If I listen to my clients, it’s on the back burner. It’s what they call me for and what they struggle in and with, and on a lonely evening it goes to the back of the closet. Later, I’ll do that, be that, later. Right now I want a hot date, what’s wrong with that?

So the quote I started with, about our imperfections, gets misplaced. My imperfections are only OK if they fit into your imperfections or if you find mine acceptable – which you might for the first while, but if I get comfortable with them, well, you might get uncomfortable. I gets very complicated this authenticity thing. It might be why Facebook has that as a choice for describing relationship. It is complicated!

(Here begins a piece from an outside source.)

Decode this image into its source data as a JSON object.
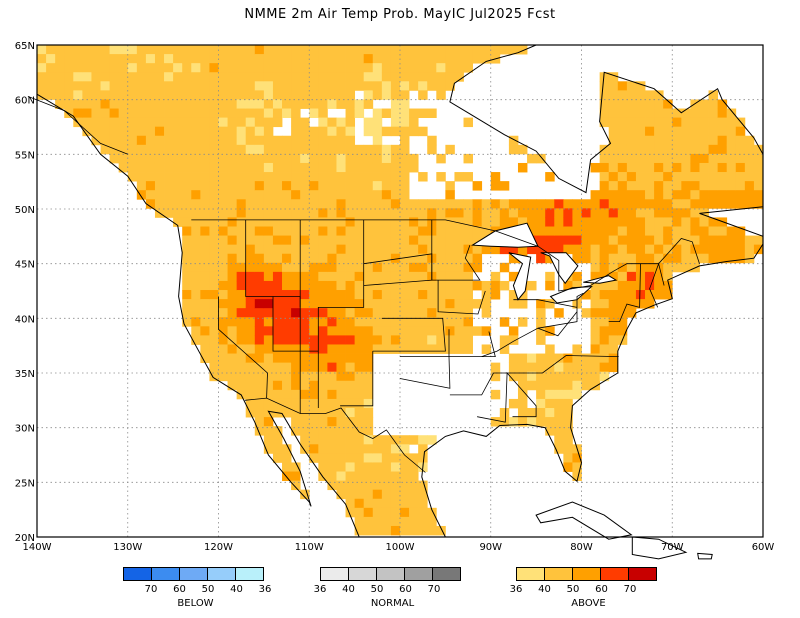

It is so hard to do what everyone knows – which is: our first, our only relationship is with ourself. Period. Bah Humbug. We cultivate that. Have our hot date with who we really are, get to know that person – warts and all as we sometimes say – then we can start to look beyond out into the broader world where we have been all along because, you know, we really are all alike in this. We are in this together.

More About The Holidays

It’s in the air now or at least on the calendar that holidays are here. And some of us are stuck in the past. How can it be that all these cheery messages, movies and gifts can put so many of us into straight jackets of worry – we won’t be enough, we’ll be too fat, give the wrong gift or re-gift to the person who gave it in the first place.

I’m really lucky to have a photograph of our first Christmas night with Chandrika – thanks to Paula. It was probably the first time for me that I wasn’t totally self-conscious and wigged out about what I was wearing or how I looked – at least it doesn’t look like that was on my mind! It had been years since my older children and I spent easy times at home – when we didn’t go to the grandparents – and I spent a lot of the day in front of the stove in the livingroom.
Chandrika and I spent quite a lot of time on that floor with the couch at our back watching movies – over and over. The Little Mermaid and Annie were Chandrika’s ticket to the English language so our pose here is part of months of sitting right there learning language and culture.

She hadn’t seen much snow so we had a blast. Presents were not a big part of her life pre-us – Paula and I may have gone a l-i-t-t-le overboard! And we had so much fun. Oh, so did Chandrika!

It’s that kind of time I wish for all of us now. The kind of moments when you throw yourself into the snow, grab something with your whole heart, taste new snow, make snow angels, love the cool on your neck. When most of what we’re all worried about just doesn’t matter.

Have a long read, too much of something and remember love starts with us, loving ourselves. When we take the paths of our restraints too seriously we are not breathing into the moment of this here now, our heart beating, our breath in and out, our love matching and making the moment.